Recommended approach for initial deployments that have not yet developed full infrastructure.
In this model some commonly needed, or "enabler", attributes such as Trust Network membership or role are supplied directly as part of Single Sign-On (SSO) or web service tokens. Other perhaps justifiable attributes, that do not provoke overdue privacy or legal implications, could be
legally nonbinding nickname for greeting user
user's preferred language
This model implies that IdP or IDMapper assume some of the responsibilities of an Attribute Authority. This is well supported in existing protocols and available software implementations. It is also probably the largest operation model in use today in existing federations.
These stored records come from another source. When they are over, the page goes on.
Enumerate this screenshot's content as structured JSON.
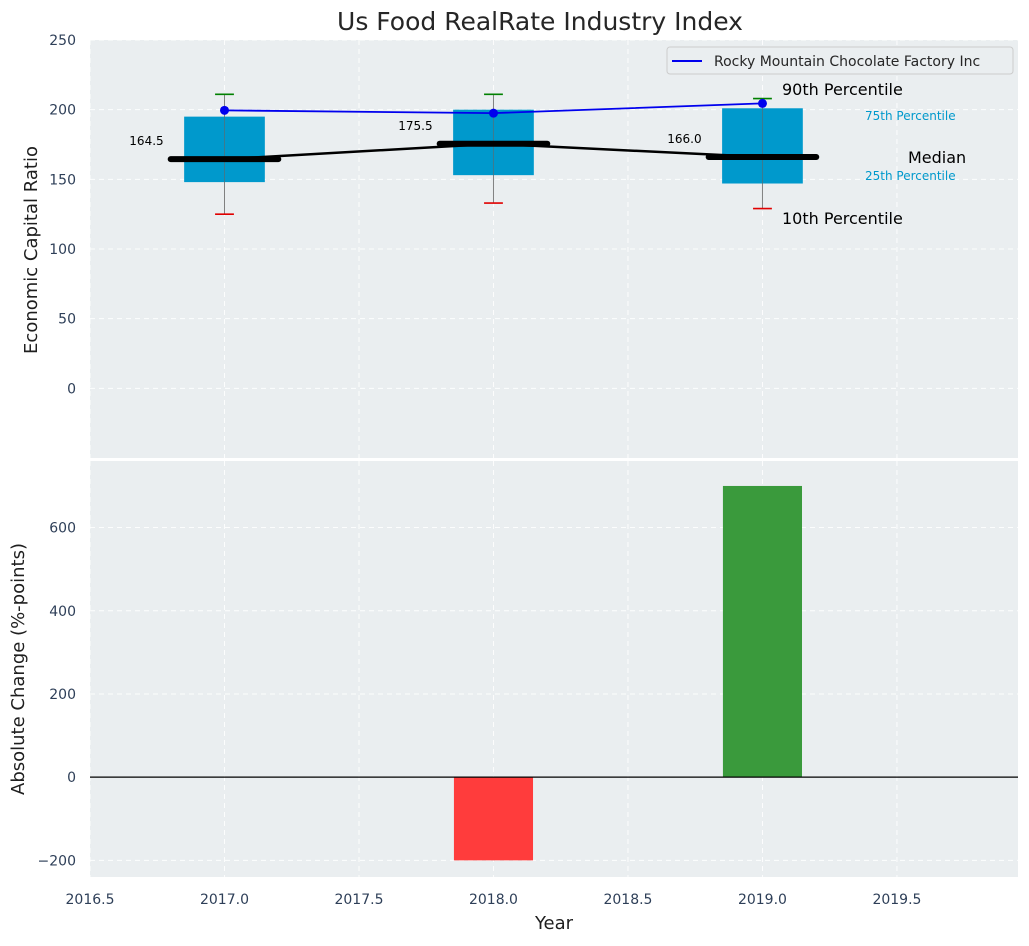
{
  "chart_data": [
    {
      "type": "box",
      "title": "Us Food RealRate Industry Index",
      "ylabel": "Economic Capital Ratio",
      "xlim": [
        2016.5,
        2019.95
      ],
      "ylim": [
        -50,
        250
      ],
      "x_ticks": [
        2016.5,
        2017.0,
        2017.5,
        2018.0,
        2018.5,
        2019.0,
        2019.5
      ],
      "x_tick_labels": [
        "2016.5",
        "2017.0",
        "2017.5",
        "2018.0",
        "2018.5",
        "2019.0",
        "2019.5"
      ],
      "y_ticks": [
        0,
        50,
        100,
        150,
        200,
        250
      ],
      "y_tick_labels": [
        "0",
        "50",
        "100",
        "150",
        "200",
        "250"
      ],
      "grid": true,
      "legend_position": "top-right",
      "boxes": [
        {
          "x": 2017.0,
          "p10": 125,
          "p25": 148,
          "median": 164.5,
          "p75": 195,
          "p90": 211,
          "median_label": "164.5"
        },
        {
          "x": 2018.0,
          "p10": 133,
          "p25": 153,
          "median": 175.5,
          "p75": 200,
          "p90": 211,
          "median_label": "175.5"
        },
        {
          "x": 2019.0,
          "p10": 129,
          "p25": 147,
          "median": 166.0,
          "p75": 201,
          "p90": 208,
          "median_label": "166.0"
        }
      ],
      "series": [
        {
          "name": "Rocky Mountain Chocolate Factory Inc",
          "color": "#0000ee",
          "x": [
            2017.0,
            2018.0,
            2019.0
          ],
          "y": [
            199.5,
            197.5,
            204.5
          ]
        }
      ],
      "median_line_color": "#000000",
      "box_color": "#0099cc",
      "annotations": {
        "p90": "90th Percentile",
        "p75": "75th Percentile",
        "median": "Median",
        "p25": "25th Percentile",
        "p10": "10th Percentile"
      }
    },
    {
      "type": "bar",
      "xlabel": "Year",
      "ylabel": "Absolute Change (%-points)",
      "ylim": [
        -240,
        760
      ],
      "y_ticks": [
        -200,
        0,
        200,
        400,
        600
      ],
      "y_tick_labels": [
        "−200",
        "0",
        "200",
        "400",
        "600"
      ],
      "x": [
        2018.0,
        2019.0
      ],
      "values": [
        -200,
        700
      ],
      "colors": [
        "#ff3c3c",
        "#3a9a3c"
      ]
    }
  ]
}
For example, this is the model used by all Shibboleth implementations such as the UK academic community federation which has over 800 IdPs and SPs since it was launched in August 2008. The number is still continuing to grow linearly with another 20 or so providers being added per month.
Drawbacks of this approach are
Only a very narrow set of attributes will be universally needed by nearly all Front Ends or Web Services.
Danger of nonadherence to minimal disclosure principles - its easy to have creep where "just one more" attribute is added to support "just one more" application. This is also wasteful in that cost for generating attribute statements that are seldom needed is still paid on every transaction.
A solution to this is to have an Attribute Release Policy (ARP) at the IdP which provides rules for which attributes should be released to which SPs. In this way the attributes can be effectively filtered before release. The ARP is set by the user and/or the IdP itself, and open source software does exist for this. The design is very similar to the IdP Release Policy of the Linking Service described in Section 3.2.2, above. Still, this approach lacks granularity as the attribute needs of a SP are assumed to be always the same, while in reality SP may run various different business processes with different needs.
Postponement of moving to full pull model.